Judicial Conceptions of Social Justice Provide Rationale for Casting Aside International Comity to Create a Judge-made Retroactive Boycott
Plaintiffs-respondents, foreigners, filed a suit 400 billion dollar suit alleging that defendants-petitioners, various multinational corporations, abetted the government of South Africa in human rights violations under the Alien Torts Act. Respondents claim that petitioners provided “resources, such as technology, money, and oil, to the South African government,” which it used “to further its policies of oppression and persecution of the African majority.” Effectively respondents and the circuit court below seek to make petitioners liable for the violations of international law perpetuated by the South African government.
The district court held that aiding and abetting claims are not actionable under ATS. Allowing this would be to give judges the power to effectuate an international boycott of any supposed human rights abuse, as doing business with a country that did not align perfectly with a judge’s perception of social justice would subject a company to litigation. This would undermine the sovereignty of other countries, international trade, and the executive branch’s ability to conduct foreign policy.

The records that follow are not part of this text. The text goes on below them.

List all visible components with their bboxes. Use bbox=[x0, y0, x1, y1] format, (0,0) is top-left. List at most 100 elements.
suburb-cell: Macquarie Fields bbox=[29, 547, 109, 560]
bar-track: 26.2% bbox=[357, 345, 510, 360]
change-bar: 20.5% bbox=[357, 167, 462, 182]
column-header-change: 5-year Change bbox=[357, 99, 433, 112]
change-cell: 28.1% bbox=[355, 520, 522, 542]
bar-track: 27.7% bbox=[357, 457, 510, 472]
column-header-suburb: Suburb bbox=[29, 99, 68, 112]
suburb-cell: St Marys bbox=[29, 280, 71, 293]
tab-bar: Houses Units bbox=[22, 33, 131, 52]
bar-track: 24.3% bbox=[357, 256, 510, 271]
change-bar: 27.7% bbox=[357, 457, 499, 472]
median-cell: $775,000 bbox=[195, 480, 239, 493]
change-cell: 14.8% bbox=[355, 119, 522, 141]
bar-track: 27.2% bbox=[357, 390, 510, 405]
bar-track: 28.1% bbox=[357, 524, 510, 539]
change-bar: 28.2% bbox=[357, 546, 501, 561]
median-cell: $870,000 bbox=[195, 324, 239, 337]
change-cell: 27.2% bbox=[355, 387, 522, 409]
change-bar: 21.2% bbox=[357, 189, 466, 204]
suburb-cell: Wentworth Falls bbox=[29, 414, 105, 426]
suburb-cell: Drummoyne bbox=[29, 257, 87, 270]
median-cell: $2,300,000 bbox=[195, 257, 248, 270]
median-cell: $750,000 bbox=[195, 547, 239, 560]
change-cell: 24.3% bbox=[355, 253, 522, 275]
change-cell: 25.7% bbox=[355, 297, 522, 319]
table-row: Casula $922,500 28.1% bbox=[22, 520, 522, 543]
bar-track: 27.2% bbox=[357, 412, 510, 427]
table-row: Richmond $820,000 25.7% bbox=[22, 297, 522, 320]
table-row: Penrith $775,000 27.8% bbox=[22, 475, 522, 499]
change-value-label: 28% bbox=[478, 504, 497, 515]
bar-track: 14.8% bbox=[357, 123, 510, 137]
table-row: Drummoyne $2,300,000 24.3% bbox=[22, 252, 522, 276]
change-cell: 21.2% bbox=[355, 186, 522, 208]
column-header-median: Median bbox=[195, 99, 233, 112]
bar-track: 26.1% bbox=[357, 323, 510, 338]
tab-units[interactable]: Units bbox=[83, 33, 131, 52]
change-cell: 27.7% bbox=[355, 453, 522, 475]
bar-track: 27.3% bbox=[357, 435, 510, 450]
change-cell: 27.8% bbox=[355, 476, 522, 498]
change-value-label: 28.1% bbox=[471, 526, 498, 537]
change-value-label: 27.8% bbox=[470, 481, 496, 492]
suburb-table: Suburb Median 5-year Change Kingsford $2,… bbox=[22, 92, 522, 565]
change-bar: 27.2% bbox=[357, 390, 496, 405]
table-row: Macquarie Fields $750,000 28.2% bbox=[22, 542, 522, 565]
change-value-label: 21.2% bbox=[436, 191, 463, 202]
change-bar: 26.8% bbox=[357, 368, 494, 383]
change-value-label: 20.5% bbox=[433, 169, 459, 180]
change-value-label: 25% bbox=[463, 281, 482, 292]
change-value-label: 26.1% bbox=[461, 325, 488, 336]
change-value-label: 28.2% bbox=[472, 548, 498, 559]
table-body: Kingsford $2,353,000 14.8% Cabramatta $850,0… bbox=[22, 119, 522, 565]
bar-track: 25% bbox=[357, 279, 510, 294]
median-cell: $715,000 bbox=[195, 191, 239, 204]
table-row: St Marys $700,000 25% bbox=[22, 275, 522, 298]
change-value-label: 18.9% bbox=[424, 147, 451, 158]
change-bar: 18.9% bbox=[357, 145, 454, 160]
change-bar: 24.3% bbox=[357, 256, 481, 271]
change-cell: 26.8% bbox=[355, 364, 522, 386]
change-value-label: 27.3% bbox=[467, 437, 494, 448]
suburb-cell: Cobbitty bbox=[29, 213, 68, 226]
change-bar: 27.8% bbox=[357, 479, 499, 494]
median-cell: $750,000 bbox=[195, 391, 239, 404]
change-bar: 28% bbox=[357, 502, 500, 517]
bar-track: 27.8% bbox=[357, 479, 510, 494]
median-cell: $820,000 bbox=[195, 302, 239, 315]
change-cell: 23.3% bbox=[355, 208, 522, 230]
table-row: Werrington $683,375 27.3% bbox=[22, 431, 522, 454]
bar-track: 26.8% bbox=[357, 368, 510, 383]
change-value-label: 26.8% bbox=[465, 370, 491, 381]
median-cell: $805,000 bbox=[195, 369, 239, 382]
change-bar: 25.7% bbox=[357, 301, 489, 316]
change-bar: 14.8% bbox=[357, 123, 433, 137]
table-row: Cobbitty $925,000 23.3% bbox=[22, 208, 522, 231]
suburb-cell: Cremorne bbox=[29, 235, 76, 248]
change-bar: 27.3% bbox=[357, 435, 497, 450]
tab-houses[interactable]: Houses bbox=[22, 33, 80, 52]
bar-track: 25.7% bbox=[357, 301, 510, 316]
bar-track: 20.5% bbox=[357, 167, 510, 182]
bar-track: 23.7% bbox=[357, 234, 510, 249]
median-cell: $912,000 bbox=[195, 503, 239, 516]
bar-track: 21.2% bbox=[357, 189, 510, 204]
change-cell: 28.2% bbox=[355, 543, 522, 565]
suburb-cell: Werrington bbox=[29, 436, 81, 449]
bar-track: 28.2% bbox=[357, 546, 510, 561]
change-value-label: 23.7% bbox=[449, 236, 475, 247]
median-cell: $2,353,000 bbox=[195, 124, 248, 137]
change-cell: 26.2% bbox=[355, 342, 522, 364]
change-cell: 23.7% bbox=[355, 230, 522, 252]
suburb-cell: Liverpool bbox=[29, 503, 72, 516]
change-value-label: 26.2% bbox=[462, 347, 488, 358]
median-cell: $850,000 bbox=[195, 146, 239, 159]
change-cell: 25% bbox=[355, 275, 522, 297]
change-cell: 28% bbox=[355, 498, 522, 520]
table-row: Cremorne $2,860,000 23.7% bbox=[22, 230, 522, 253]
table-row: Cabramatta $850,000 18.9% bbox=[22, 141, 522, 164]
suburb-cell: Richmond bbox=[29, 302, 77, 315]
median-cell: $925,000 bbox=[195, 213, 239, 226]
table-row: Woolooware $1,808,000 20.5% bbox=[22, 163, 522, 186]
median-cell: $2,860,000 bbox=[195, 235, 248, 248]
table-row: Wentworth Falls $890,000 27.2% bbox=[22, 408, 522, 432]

Free Enterprise, Limited Government
American Isuzu Motors v. Lungisile Ntsebeza, (U.S.) (petition stage)
Whether private corporations may be sued under the Alien Tort Statute (ATS), 28 U.S.C. 1350, for aiding and abetting the system of apartheid imposed by the former government of South Africa.
ALF’s Amicus Brief:
In an amicus brief ALF argues that holding international corporations liable for the actions of foreign governments undermines the international relations principle of comity, which requires that countries respect each other’s mutual sovereignty. South Africa has the right to address its apartheid past through its own courts and political system. Any attempt to punish South Africa is a political issue that should be addressed by the elected political branches, Congress or the Executive Branch. This expansion of tort liability to conduct that took place in South Africa would undermine South African attempts to rebuild their country, which is reliant on foreign investment, and be a jurisdictional overreach to adjudicate claims that would properly be brought before a Court in South Africa, or a court of international law. If comity is violated then other countries may reciprocate in holding companies liable for our policies that they disagree with. The strength of the United States may prevent this, however this will cause resentment, as the president of South Africa called this “the worst form of judicial imperialism.”
International relations, economic embargoes, and violation of international law are highly political questions that raise numerous prudential concerns. The Supreme Court should lay out precise rules for comity that prevent judicial imperialists from punishing companies that trade with countries whose domestic policies they disagree with. U.S. courts should hear cases that affect U.S. citizens, rather than those affecting foreigners that are properly held before foreign courts.
Lacking a quorum, the Supreme Court affirmed the court below.